In den 1980er begann eine neue Fernsehbastel-Ära: Sogenannte Parabol-, später auch Satellitenantennen kamen auf. Bei Rudolf Wolfram erwachte wieder der Bastlergeist. Benötigt wurde eine geschwunge Fläche von rund 1,5 Meter Durchmesser, eine Richtungsstellhalterung, diverse Kleinteile und vor allem ein LNB-Empfangsteil. Wieder ging es für seine Ehefrau nach Nürnberg. Trotz einiger Kontrollen am Grenzübergang Probstzella brachte sie die technische Errungenschaft mit in die Saalestadt zurück. "Sie hat das Teil wegen der Form einfach als Thermosflasche getarnt", erinnert sich Rudolf Wolfram. Die eigentliche Antenne für das Empfangsteil war dann schnell gebastelt. Auf ein einfaches Türblatt wurde eine Styroporplatte aufgebracht, wie bei einer Parabolantenne ausgehöhlt und mit Silberpapier überzogen. Wieder gab der befreundete Fernsehtechniker Schützenhilfe. "Die ersten Versuche waren erstaunlich gut", ist dem Rentner noch immer die Begeisterung anzusehen. "Die ersten Satellitenfernseh bilder kamen aus Italien und waren wirklich scharf."

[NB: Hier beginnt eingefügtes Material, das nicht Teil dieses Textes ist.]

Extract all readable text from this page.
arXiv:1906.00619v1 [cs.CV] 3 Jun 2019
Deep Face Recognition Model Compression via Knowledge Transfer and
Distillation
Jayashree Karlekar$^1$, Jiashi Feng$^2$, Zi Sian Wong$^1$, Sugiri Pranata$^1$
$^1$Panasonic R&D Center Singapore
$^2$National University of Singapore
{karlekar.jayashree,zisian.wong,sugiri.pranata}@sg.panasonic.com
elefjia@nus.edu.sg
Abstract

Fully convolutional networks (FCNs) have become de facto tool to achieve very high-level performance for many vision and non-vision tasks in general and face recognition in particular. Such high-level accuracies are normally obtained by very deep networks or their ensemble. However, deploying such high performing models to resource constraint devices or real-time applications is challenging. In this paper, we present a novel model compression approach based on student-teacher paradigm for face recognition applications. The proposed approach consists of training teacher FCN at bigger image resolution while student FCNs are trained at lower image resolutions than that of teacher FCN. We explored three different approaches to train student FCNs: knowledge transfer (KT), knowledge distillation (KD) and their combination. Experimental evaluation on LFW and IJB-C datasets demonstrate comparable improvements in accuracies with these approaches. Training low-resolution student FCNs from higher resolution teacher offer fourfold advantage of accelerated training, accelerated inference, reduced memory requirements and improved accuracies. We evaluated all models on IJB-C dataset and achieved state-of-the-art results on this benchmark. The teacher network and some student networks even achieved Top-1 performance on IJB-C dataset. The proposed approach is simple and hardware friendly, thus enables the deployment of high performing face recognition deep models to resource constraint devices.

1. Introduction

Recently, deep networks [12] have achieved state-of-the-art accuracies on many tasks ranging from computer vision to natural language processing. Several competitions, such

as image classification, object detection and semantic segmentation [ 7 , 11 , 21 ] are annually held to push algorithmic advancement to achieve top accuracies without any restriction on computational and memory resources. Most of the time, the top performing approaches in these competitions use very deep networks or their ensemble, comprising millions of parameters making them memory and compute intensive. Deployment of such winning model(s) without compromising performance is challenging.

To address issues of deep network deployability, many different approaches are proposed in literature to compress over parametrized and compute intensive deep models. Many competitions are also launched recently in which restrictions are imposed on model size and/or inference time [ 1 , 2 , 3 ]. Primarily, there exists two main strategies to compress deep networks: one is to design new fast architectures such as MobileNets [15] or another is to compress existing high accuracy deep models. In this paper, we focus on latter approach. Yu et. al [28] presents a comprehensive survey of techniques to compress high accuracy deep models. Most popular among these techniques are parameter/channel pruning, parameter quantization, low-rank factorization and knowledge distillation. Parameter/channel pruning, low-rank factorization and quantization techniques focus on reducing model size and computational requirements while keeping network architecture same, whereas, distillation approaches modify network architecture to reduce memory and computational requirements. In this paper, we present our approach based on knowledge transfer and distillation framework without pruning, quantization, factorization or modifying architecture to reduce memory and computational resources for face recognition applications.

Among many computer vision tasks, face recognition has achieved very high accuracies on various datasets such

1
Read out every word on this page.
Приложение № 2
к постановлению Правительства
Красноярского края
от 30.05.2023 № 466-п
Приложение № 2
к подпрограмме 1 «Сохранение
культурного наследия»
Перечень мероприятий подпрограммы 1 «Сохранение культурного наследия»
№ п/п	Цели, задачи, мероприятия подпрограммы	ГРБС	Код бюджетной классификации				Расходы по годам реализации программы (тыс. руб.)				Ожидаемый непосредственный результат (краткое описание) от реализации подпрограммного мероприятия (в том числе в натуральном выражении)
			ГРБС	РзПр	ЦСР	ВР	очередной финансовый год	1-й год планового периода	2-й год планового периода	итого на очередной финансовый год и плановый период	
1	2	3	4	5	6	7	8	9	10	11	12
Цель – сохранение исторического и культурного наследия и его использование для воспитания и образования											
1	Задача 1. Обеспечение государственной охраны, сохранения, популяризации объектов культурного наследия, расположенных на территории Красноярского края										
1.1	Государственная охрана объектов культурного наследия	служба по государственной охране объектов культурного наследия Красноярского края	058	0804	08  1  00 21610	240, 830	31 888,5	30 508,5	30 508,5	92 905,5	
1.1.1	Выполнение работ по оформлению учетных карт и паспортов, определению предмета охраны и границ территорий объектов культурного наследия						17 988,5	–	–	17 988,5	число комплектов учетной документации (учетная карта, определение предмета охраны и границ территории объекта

Und da auch Mitte 1989 nicht jeder machen konnte, was er wollte, folgte ein elfseitiger Schriftwechsel mit der Bezirksdirektion der Deutschen Post über die Erlaubnis zum Betrieb der Antennenanlage. Nachdem die Wolframs in den 1990er Jahren einen Kabelanschluss bekamen, schauen sie heute wieder über Satellitenantenne. "Die gibt es jetzt an jeder Ecke", sagt Rudolf Wolfram.